For Fanon, the unity of the formerly colonized could achieve development. Fanon was re-imagining the state and nationalism when he talked about a United States of Africa. That is something we too need to consider. Can there be greater Asian identity? An Asia that works for the people would require a settlement of border disputes, porous borders and freer movement of people and goods. Some of this already happens (the border between Pakistan and Iran sees massive exchange of oil) but illegally and thus the benefit is stripped from the people and given to corrupt custom officials and the security state.
Fanon’s last book, The Wretched of the Earth, while continuing the two themes mentioned above also explores the consciousness of the colonized at the moment of decolonialization. As debilitating social institutions fall away, as shackles give way, Fanon notes the contours of the new subject that is coming into being. Upright, alert, transformed from slumber through often violent struggle, the native in struggle loses ‘his inferiority complex’ and becomes ‘fearless’ and gains ‘self-respect’.
He alerts us that a colonial system – such as we have – which is held up by bayonets – will die a violent death. The lesson is clear for us: the violence of resistance stems from the violence of the system that oppresses. To answer with torture and more state violence is to merely repeat the cycle. The oppressed, to feel human, would find counter-violence a cleansing force in a colonial situation. To move beyond this requires the end of the architecture of colonialism. What needs to go are checkposts, kill and dump, immunity for those involved in extra-judicial crimes, and the state’s sponsorship of death-squads. This is precisely what social movements from BYC to PTM are asking for.
To conclude, our compartmentalized landscape, the body of Rana Sangat Baloch, the structure of governance in Gilgit Baltistan and ex-FATA tell us of a Pakistani coloniality.

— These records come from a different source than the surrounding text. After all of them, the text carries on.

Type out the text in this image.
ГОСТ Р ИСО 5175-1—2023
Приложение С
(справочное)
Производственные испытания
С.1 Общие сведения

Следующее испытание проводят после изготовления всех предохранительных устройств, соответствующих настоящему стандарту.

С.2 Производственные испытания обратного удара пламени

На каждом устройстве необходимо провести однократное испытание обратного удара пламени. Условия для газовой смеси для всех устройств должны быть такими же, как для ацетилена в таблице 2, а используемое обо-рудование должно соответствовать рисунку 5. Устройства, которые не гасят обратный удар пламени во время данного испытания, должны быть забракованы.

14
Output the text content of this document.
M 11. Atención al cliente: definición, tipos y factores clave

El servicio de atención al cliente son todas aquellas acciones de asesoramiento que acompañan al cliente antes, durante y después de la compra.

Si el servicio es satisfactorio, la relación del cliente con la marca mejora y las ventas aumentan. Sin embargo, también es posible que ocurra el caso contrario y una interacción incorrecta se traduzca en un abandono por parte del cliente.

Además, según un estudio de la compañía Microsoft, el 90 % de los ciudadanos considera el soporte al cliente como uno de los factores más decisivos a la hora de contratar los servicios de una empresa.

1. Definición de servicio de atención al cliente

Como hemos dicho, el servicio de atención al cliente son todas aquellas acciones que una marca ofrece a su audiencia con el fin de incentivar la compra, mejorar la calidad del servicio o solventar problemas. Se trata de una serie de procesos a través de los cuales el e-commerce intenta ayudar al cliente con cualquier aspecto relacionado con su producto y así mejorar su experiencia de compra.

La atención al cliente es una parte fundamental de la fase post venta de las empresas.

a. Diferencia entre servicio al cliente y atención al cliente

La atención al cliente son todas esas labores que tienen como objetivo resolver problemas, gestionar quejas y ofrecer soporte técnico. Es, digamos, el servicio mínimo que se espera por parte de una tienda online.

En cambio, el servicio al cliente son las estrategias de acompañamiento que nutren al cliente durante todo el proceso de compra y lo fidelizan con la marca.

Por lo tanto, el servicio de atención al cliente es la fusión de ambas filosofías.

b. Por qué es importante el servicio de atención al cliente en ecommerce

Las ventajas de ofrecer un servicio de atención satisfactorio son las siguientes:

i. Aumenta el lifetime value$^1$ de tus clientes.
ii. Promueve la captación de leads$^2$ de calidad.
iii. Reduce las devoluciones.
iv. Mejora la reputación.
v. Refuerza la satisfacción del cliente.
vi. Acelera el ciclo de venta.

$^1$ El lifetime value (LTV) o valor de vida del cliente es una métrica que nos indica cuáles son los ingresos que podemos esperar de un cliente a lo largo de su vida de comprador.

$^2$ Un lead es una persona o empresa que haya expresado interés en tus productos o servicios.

It has the same aim the British had: Alienate the masses from themselves and the land to exploit them and the land. The British had carried out the foundational violence of conquering and establishing a new order of draconian governance. The Pakistani state had the fortune to inherit the conquest. They got it as a gift from Jinnah and that is why he is their patron saint. Their violence is a violence of maintaining and further intensifying this colonial system, aided now by the World Bank, Asian Development Bank, the US and sometimes China.
The struggle of the Baloch, Sindhi, Pakthuns and those of Gilgit-Balistan are struggles of decolonialization, of wanting control again of land and governance. Fanon would have fought with them.